Note: Some ambiguities are intentionally left unexplained to provide a challenge to the reader to solve as much as possible on his own.
Workflow:
Drop Bricks (Iterative Macro):
Build Connection List (Iterative Macro):
Null Propagation (Iterative Macro):
Happy Solving!!!
Fun challenge...
...except I was too brain dead to optimize P2. Fortunately, brute force did work with a batch/iterative macro combo that ran in 18 minutes:
P1 - I think I had a similar logic to @AndrewDMerrill. The hardest part was figuring out how to organize the x,y,z grid for my macro to work correctly. My initial attempt left a lot of floating bricks with the full dataset:
Settle Macro (every other macro is some variation of this one or uses this one inside a batch macro):
P2 - Brute force all the way. I used a second workflow to pass the results from P1 since I didn't know how long it would take to run:
I learned the viz is very important for debugging again. Because I fell the blocks under the floor or insert a block into another block... At this quiz, the sample data did not work well.
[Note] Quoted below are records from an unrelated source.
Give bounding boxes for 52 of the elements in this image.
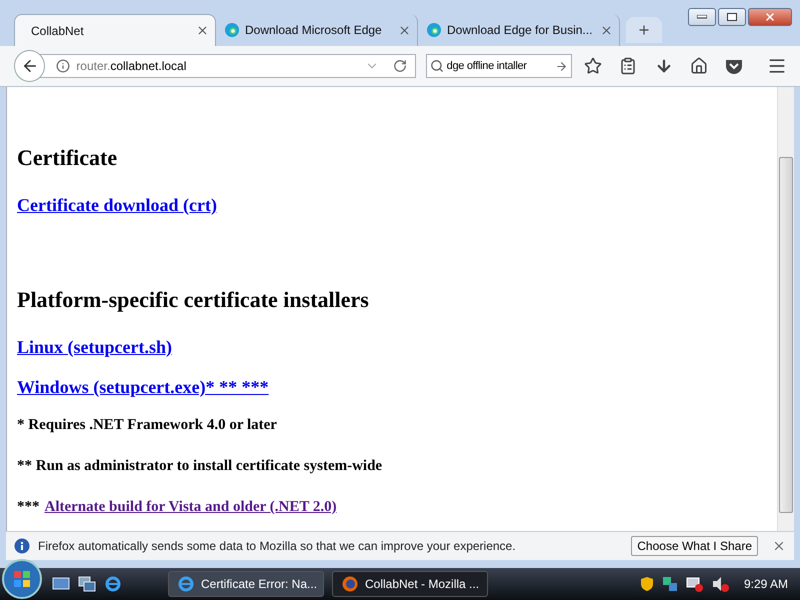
- info-icon: [14, 538, 30, 554]
- footnote-marker: ***: [17, 499, 40, 516]
- close-button[interactable]: [748, 8, 792, 26]
- search-field[interactable]: dge offline intaller: [426, 54, 572, 78]
- minimize-button[interactable]: [688, 8, 716, 26]
- go-icon[interactable]: [555, 60, 568, 72]
- show-desktop-icon[interactable]: [52, 576, 70, 592]
- notification-message: Firefox automatically sends some data to Mozilla so that we can improve your experience.: [38, 539, 517, 553]
- edge-icon: [426, 22, 442, 38]
- maximize-button[interactable]: [718, 8, 746, 26]
- browser-tab[interactable]: CollabNet: [14, 14, 216, 46]
- switch-windows-icon[interactable]: [78, 576, 96, 592]
- close-icon[interactable]: [772, 539, 786, 553]
- info-icon[interactable]: [56, 59, 70, 73]
- start-button[interactable]: [0, 557, 44, 600]
- monitor-error-icon[interactable]: [686, 576, 704, 592]
- close-icon[interactable]: [398, 24, 411, 36]
- shield-icon[interactable]: [640, 576, 654, 592]
- reload-icon[interactable]: [392, 59, 407, 73]
- close-icon: [764, 11, 776, 23]
- pocket-icon[interactable]: [725, 58, 744, 74]
- taskbar-button[interactable]: Certificate Error: Na...: [168, 571, 324, 597]
- footnote-text: ** Run as administrator to install certificate system-wide: [17, 458, 384, 475]
- muted-speaker-icon[interactable]: [712, 576, 730, 592]
- address-field[interactable]: router.collabnet.local: [39, 54, 416, 78]
- maximize-icon: [727, 13, 737, 21]
- taskbar-button[interactable]: CollabNet - Mozilla ...: [332, 571, 488, 597]
- minimize-icon: [697, 15, 707, 19]
- bookmark-star-icon[interactable]: [584, 57, 602, 75]
- download-link[interactable]: Linux (setupcert.sh): [17, 337, 172, 358]
- search-icon: [430, 59, 444, 73]
- download-icon[interactable]: [654, 57, 672, 75]
- home-icon[interactable]: [690, 57, 708, 75]
- clock: 9:29 AM: [744, 577, 788, 591]
- footnote-text: * Requires .NET Framework 4.0 or later: [17, 417, 278, 434]
- network-icon[interactable]: [662, 576, 678, 592]
- scrollbar[interactable]: [777, 87, 794, 531]
- ie-icon: [177, 575, 195, 593]
- download-link[interactable]: Windows (setupcert.exe)* ** ***: [17, 377, 269, 398]
- section-heading: Platform-specific certificate installers: [17, 287, 370, 313]
- alternate-build-link[interactable]: Alternate build for Vista and older (.NET 2.0): [44, 499, 337, 516]
- plus-icon: [637, 23, 651, 37]
- ie-icon: [104, 575, 122, 593]
- section-heading: Certificate: [17, 145, 118, 171]
- close-icon[interactable]: [600, 24, 613, 36]
- choose-share-button[interactable]: Choose What I Share: [631, 536, 758, 556]
- download-link[interactable]: Certificate download (crt): [17, 195, 217, 216]
- reading-list-icon[interactable]: [619, 57, 638, 75]
- edge-icon: [224, 22, 240, 38]
- close-icon[interactable]: [196, 24, 209, 37]
- back-button[interactable]: [14, 50, 46, 82]
- firefox-icon: [341, 575, 359, 593]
The macro to fall the blocks for 3D TETRIS.
In this macro, I got the position where the blocks is. In other words, these are the coordinates where the blocks touch each other.
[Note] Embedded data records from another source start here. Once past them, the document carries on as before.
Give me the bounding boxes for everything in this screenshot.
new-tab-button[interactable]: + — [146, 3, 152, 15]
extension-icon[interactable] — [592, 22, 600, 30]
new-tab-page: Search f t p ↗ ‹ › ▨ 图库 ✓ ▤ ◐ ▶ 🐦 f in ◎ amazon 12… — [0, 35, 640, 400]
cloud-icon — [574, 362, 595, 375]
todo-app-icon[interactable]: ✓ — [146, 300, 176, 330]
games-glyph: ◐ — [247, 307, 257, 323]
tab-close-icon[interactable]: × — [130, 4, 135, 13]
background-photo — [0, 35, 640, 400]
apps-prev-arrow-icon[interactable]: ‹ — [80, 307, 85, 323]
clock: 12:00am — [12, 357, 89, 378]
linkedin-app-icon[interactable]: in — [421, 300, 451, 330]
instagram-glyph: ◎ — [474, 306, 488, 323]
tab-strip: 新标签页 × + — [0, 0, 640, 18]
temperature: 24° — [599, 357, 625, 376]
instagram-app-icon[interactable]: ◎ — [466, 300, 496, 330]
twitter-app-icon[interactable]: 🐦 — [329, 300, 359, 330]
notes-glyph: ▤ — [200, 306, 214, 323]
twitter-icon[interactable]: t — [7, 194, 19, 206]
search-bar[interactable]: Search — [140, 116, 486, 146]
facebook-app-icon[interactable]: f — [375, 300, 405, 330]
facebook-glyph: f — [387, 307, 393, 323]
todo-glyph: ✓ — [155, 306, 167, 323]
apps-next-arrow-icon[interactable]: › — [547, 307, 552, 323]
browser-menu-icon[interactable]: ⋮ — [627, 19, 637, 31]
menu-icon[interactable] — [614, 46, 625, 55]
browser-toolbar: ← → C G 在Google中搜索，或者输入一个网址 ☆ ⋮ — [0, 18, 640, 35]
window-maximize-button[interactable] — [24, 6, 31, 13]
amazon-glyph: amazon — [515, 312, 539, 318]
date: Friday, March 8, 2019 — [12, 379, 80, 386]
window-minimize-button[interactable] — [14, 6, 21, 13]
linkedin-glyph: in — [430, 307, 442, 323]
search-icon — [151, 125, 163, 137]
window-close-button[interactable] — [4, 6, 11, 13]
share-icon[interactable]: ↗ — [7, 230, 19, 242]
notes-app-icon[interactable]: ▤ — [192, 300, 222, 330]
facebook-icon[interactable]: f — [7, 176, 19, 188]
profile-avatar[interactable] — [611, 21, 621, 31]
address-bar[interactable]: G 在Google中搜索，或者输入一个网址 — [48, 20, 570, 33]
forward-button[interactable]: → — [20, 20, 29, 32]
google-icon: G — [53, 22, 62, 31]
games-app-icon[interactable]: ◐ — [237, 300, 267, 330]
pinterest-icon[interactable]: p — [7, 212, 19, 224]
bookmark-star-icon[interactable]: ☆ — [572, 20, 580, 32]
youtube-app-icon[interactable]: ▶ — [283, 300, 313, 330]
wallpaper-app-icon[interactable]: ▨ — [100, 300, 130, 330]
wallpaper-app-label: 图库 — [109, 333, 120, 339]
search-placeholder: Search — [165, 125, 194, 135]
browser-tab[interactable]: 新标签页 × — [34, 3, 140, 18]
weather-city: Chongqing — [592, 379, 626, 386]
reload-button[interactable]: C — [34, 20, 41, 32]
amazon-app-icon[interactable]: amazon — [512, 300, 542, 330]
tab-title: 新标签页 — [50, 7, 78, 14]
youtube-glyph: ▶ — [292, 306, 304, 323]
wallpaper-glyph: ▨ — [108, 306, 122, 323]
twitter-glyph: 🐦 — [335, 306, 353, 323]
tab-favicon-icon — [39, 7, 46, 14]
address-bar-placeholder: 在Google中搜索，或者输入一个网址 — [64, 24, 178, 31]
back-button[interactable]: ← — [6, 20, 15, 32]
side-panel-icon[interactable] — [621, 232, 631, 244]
And also, I need to consider the pattern below.
66
445
233
11
If I disintegrate the block 3, the block 5 will fall down. So I can NOT break the block 3. It took too long time to find this pattern.
The workflow fot part 1:
Part 2 :
I can use the result of part 1 macro. I created a list that the block supports another one independently, so I look at the parent-child relationship one block at a time based on this list. In order to view each block one by one, iterative macro is called in a batch macro, and the iterative macro itself counts the number of bricks that fall when one brick is destroyed, and the batch macro runs the entire process.
Batch macro :
Iterative macro :
Final workflow :
Tetris was nostalgic for me because I used to make it with Z80 assembly. Part2 was solved with the relationship between the supporting blocks.